While the first 3 requirements are easy to meet, i got stuck at the last one.
Here it goes my attempt at this:
import pandas as pd
import numpy as np
data = pd.read_csv("data/cwurData.csv")
americanuniv = data[(data.country == 'USA') & (data.year == 2015) & (data.world_rank <= 500)]
for x in data.alumni_employment:
for y in data.alumni_employment:
if x == y:
print(americanuniv['institution'])
Naturally, it didn't work. To be hinest, I don't know how to move forward to accomplish the last challenge.. Do you guys have any thought about this?
Thank you so much!
CodePudding user response:
americanuniv = data.loc[(data["country"] == 'USA') & (data["year"] == 2015) & (data["world_rank"] <= 500)]
americanuniv.groupby(by = "Alumni_employment")["institution"]

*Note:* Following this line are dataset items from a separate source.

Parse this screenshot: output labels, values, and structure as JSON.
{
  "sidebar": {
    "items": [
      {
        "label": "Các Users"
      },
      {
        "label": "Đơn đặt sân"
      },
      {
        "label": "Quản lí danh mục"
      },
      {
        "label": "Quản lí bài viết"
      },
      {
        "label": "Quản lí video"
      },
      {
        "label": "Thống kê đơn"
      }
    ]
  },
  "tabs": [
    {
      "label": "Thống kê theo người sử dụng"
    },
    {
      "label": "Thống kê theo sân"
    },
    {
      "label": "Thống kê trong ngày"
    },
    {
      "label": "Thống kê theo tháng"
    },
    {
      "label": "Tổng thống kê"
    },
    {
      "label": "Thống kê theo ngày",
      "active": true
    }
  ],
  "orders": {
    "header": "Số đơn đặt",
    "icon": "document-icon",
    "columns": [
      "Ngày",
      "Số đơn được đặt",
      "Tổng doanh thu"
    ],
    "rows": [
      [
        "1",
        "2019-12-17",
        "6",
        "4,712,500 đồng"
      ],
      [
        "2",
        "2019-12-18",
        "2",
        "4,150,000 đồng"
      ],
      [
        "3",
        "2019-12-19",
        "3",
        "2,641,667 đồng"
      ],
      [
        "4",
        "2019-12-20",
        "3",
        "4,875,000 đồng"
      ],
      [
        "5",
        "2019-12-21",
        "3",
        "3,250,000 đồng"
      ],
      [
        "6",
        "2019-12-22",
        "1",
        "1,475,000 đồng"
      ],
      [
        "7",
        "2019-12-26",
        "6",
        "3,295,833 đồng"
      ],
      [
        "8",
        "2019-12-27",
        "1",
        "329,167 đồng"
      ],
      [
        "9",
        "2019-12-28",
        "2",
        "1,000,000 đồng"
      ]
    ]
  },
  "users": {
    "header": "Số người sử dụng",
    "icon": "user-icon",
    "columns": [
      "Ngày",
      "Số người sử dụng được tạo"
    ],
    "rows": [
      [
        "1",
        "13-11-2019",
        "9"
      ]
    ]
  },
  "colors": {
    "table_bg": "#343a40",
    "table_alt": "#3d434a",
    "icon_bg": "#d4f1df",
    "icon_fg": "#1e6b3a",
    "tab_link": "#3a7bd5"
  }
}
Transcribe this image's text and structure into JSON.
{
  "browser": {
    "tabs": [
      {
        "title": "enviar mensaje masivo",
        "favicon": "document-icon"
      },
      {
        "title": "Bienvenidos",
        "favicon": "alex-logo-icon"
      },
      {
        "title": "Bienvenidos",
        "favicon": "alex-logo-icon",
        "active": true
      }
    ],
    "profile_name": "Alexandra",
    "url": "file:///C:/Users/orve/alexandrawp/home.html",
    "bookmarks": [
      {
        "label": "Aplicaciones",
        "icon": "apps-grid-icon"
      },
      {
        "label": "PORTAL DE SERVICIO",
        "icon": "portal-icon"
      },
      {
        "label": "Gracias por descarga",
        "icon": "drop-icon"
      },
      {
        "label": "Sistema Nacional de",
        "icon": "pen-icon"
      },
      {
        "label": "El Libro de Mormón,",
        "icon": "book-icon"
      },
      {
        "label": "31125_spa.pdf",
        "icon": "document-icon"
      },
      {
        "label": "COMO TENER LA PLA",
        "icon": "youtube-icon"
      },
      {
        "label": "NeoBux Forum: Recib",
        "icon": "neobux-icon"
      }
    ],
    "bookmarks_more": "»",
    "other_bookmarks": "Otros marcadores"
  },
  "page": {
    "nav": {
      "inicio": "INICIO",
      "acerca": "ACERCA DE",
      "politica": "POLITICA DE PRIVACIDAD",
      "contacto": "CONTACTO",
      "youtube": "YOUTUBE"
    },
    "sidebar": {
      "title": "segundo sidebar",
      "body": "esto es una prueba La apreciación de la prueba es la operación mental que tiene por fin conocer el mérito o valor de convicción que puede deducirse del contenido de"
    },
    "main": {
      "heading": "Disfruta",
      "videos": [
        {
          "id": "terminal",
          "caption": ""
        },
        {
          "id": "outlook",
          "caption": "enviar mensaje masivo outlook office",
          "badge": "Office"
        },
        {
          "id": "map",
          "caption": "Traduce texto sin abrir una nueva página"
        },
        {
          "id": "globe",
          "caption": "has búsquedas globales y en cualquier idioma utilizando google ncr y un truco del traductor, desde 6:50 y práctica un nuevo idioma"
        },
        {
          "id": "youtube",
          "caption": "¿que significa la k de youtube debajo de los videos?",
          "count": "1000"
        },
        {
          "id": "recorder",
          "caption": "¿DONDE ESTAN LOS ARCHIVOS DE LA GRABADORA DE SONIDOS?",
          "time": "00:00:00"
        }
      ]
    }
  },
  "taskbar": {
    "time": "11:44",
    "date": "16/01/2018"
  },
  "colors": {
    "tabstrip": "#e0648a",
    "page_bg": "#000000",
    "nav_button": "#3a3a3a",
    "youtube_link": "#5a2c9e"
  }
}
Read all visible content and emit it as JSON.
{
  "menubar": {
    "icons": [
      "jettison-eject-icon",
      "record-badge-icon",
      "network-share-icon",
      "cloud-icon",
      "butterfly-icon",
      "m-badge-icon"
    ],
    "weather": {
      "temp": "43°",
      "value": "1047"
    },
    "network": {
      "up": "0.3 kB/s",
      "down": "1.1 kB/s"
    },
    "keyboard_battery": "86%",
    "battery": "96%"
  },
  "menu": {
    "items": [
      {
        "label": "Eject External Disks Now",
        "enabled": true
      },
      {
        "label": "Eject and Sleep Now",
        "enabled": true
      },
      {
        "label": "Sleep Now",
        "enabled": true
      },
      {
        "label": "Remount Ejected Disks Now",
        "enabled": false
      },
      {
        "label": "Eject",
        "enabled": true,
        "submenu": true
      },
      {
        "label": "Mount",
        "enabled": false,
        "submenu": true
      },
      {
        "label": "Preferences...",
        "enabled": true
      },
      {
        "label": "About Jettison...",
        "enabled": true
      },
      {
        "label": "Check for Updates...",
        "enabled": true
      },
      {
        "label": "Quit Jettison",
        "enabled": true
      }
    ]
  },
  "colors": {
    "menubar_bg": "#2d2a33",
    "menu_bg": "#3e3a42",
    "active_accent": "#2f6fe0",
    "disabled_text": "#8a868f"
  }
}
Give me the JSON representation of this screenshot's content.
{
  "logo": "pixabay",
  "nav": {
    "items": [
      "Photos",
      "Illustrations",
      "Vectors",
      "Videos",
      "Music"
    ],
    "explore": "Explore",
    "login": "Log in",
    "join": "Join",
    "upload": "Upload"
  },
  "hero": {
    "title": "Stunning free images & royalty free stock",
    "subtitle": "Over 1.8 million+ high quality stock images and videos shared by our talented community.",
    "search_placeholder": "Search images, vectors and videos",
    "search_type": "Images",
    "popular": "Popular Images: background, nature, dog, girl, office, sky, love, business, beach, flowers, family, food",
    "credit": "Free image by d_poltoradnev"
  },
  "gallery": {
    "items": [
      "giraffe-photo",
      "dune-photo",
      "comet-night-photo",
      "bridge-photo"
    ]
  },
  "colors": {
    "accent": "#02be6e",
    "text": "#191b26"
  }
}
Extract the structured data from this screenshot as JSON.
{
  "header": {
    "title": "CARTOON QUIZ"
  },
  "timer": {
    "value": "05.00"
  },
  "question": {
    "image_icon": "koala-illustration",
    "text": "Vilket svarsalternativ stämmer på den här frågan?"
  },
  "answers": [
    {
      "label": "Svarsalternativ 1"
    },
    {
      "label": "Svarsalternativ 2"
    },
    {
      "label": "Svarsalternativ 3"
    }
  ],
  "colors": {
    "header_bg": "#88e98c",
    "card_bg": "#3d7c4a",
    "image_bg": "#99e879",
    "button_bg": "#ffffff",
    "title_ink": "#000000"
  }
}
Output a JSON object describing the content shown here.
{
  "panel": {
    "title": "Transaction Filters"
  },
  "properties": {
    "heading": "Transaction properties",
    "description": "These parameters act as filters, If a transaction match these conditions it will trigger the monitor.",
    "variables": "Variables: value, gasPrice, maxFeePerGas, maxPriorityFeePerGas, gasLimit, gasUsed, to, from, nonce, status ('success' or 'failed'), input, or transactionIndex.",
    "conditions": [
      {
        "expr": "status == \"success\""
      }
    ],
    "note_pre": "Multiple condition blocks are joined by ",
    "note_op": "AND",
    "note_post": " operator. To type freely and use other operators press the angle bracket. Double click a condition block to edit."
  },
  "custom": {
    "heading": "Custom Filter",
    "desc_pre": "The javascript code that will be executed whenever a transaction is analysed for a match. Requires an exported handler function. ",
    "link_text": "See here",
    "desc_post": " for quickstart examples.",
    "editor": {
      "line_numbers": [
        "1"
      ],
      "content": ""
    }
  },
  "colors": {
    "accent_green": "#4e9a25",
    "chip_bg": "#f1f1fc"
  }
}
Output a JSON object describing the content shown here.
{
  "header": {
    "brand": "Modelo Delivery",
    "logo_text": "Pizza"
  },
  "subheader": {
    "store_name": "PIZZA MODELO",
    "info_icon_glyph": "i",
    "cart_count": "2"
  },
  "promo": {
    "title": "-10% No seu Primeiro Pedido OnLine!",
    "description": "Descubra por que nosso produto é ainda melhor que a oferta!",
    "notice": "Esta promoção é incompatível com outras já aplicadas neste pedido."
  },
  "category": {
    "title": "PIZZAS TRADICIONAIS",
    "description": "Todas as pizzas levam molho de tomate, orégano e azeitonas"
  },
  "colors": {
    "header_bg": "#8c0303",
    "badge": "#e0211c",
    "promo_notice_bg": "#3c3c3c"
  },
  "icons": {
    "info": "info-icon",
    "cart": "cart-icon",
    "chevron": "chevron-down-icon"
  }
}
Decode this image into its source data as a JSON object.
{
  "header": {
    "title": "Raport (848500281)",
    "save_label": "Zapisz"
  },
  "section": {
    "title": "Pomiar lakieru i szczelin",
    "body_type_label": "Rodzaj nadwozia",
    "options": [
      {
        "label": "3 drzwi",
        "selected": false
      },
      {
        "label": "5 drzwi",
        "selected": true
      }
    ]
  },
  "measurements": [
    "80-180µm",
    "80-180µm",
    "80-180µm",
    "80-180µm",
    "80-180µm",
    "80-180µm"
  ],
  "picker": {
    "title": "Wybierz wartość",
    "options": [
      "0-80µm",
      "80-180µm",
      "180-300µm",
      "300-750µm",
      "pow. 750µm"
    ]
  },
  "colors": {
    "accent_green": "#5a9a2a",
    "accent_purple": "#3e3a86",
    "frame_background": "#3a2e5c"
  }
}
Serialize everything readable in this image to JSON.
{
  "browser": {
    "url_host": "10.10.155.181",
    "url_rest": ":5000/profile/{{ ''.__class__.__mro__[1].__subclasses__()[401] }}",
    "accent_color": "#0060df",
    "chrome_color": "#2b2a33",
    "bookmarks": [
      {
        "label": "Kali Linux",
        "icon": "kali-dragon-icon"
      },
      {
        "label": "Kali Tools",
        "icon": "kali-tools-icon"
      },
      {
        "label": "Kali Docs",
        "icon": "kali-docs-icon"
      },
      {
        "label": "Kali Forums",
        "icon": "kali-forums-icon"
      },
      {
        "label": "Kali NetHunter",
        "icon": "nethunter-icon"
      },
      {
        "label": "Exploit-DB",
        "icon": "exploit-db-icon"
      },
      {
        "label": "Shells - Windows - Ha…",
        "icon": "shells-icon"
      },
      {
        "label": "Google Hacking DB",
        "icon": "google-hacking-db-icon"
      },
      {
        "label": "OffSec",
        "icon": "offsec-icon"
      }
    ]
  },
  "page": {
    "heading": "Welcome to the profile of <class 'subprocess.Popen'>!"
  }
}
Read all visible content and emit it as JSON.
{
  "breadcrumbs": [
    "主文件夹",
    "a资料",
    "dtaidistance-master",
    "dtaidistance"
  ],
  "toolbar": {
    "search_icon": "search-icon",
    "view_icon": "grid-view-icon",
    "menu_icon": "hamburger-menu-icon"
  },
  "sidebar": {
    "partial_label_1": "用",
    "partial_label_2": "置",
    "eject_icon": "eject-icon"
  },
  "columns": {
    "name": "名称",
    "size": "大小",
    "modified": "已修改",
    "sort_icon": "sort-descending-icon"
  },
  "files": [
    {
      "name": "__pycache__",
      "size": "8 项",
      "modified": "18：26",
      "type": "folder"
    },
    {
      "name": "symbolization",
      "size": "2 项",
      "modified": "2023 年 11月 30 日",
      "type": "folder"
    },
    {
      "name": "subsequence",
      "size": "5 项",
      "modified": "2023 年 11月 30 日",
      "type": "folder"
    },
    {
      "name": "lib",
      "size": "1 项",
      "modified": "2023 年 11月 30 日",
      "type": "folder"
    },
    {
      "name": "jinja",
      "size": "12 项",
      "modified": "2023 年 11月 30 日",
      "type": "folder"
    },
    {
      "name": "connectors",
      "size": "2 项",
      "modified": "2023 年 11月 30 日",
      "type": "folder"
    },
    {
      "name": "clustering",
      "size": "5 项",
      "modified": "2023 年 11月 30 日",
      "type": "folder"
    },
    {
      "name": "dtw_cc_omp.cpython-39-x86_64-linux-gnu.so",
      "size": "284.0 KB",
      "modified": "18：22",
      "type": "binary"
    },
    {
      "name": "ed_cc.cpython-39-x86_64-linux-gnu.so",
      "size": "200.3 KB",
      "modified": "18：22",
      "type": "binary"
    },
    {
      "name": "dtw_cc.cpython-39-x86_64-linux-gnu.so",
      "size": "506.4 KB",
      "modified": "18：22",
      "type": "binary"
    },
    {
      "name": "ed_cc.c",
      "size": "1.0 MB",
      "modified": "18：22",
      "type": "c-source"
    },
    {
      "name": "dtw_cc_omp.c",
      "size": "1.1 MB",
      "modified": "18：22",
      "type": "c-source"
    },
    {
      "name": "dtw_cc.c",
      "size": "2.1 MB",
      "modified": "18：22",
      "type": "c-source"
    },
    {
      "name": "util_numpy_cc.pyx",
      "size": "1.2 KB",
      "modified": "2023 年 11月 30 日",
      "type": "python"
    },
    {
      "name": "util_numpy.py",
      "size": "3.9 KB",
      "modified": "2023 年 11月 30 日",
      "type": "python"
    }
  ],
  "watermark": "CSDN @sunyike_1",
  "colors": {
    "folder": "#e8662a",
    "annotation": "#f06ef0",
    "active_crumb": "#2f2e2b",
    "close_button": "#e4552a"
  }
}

CodePudding user response:
For simplicity, let's use the following dataframe:
df = pd.DataFrame({'institution': ['A', 'B', 'C', 'D', 'E', 'F', 'G'],
'alumni_employment': [10, 20, 10, 30, 20, 5, 20]})
To get institutions with the same 'alumni_employment', use groupby. Then, filter to eliminate the ones in groups of size 1.
g = df.groupby('alumni_employment')
final = g.filter(lambda x: len(x) > 1)
The result is:
institution alumni_employment
0 A 10
1 B 20
2 C 10
4 E 20
6 G 20
If you want the ones with the same 'alumni_employment' to be printed together, you can do:
final = final.sort_values('alumni_employment')